Victoria's Proposed Sewer Treatment

Ha ha! that's some funny "****" on the Turd hoochey Fever! I might tie up some TP ones to try out on the winters!

I can accept that sewage treatment is coming. We've been swimming in the political cesspool on it for years. My biggest beef is that when they build it that it will be built on dated technology. Why can't we use existing 21st century technology to recover some of the energy that is available. We will have to pay maintenance on this sucker. Why not recoup some dollars for that from by products from treatment.

Tip
 
Listen to you guys...... just a bunch of **** talkers. ;)

But seriously, any system is better than the current system in Victoria. I imagine Victoria would be all over building a closed loop system that was comparable to the best. Problem is, who's gonna pay for it? I doubt the feds are willing. I also bet there'd be lots of complaining if all our taxes needed to go up 20% to cover the fancy system......
 
You want to dance, you have to pay the band.
 
People in municipalities will have too unfortunately pay in taxes...

ya mean the same taxes we pay up island to dispose and maintain our sewers and outfall?

but i hear yas, it will be a large bill to get it up and running from the state that its in now... $600/yr increase in taxes in some areas?
 
Been away for awhile doing other things and forgot that I posted this one. Interesting to come back to 3 pages of varying opinions. I'm still in the camp of unless they deal with getting the real harmful stuff out of the effluent and find a proper way of dealing with it.....I think the money could be better spent. Everything *****, whales, fish, seal, sea lions and us too. BTW the sludge full of heavy metals will go to the Hartland landfill and leach out into local salmon bearing streams and then back into the ocean.
 
Profisher, I recommend you take a guided tour through Hartland Landfill and get some insight into the technology they use up there. This is a pretty modern landfill facility with liners and leachate collection system and biogas collection. I think you will be in for a big surprise what modern waste and wastewater technology looks like. That would immensely help you forming better informed opinions on all this and will probably help you sleep better when the big bill hits us all. There is nothing scarier than knowing little and reading all the media hype and uneducated people's opinions on this.
 
I've been up there Chris, not the tour though.. How many more years left in the landfill before they can't take anymore? I thought it was nearing the end....unless they are going to build a mountain.
 
Profisher, I recommend you take a guided tour through Hartland Landfill and get some insight into the technology they use up there. This is a pretty modern landfill facility with liners and leachate collection system and biogas collection. I think you will be in for a big surprise what modern waste and wastewater technology looks like. That would immensely help you forming better informed opinions on all this and will probably help you sleep better when the big bill hits us all. There is nothing scarier than knowing little and reading all the media hype and uneducated people's opinions on this.

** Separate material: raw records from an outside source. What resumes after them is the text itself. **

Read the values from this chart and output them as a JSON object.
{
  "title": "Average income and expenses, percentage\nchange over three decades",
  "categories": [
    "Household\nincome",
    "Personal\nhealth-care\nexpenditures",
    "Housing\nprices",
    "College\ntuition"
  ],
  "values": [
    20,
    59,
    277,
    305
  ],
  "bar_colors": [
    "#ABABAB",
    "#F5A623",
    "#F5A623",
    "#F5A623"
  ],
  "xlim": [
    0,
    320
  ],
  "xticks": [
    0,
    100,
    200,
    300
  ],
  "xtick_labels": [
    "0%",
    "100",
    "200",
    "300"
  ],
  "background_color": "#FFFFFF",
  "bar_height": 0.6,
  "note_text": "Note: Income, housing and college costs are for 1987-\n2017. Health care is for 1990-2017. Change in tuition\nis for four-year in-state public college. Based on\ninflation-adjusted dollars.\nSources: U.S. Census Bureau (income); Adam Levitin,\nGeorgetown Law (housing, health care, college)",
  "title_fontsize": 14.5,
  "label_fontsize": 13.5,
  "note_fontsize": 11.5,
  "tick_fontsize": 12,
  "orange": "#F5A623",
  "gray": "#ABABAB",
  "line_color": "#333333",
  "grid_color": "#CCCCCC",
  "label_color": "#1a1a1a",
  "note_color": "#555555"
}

What do you think the real issues are Chris? and solutions?

beemer
 
I see "our" real issues not so much with the proposed new infrastructure. It will be brand new, meet modern standards and, knowing CRD, often enough be over the top (golden plated mentality by CRD). There are certainly challenging tasks within this project as siting constraints and esthetics as nobody wants to see an unappealing wastewater treatment plant when entering the harbour on an cruise ship for instance. A challenge will be the trenchless installation of the inflow sewer underneath the harbour mouth. They could hit rock or who knows what down there while pipe jacking. Securing a suitable right-of-way for the sludge pipe to Hartland will not be easy as no one wants this thing in their backyard. The earthquake risk associated with these main pipelines seems low to me as I would expect them to use welded HDPE pipe which is very flexible and shock absorbent.

The real concern I have has more to do with the existing sewer infrastructure. Firstly, it was not built to drain to one central treatment site and therefore the costly struggle now to reroute and partly treat here and there. It would have been way smarter and cheaper to design this all in one sweep way back when there was land available and not every corner along the coast built-out. And secondly, the condition of our existing sewer infrastructure is not good. Our sewers leak all over the place, are underdesigned in places and for the purpose of draining to one treatment location often run into the wrong direction. All municipalities are hugely behind in catching up with this deteriorating infrastructure and because it's underground and you can't detect small defects easily like on roads, it has been conveniently ignored over decades. Greater Victoria could have easily needed a $1billion to fix the existing sewer system issues. So to me building a $1billion state of the art treatment system to achieve a high level of effluent quality seems hypocritial when you lose a good percentage of your raw sewage inflow through leaks on the way to your treatment facility. But not only losing sewage is a problem but also creating more sewage along the way through infiltration and inflow of originally clean rain or groundwater which becomes sewage as soon as it enters the sewer pipes through leaks. Therefore Victoria is currently generating way more sewage than it actually does and without addressing this the CRD will have to design and build a treatment plant that is way bigger than it would need to be if the sewers were in good shape. Bigger means more money out of our pockets. I am afraid that the CRD and the municipalities think they are done with the work after the new treatment system is in place and a lot of money has been spent and forget that they only addressed half of the issues.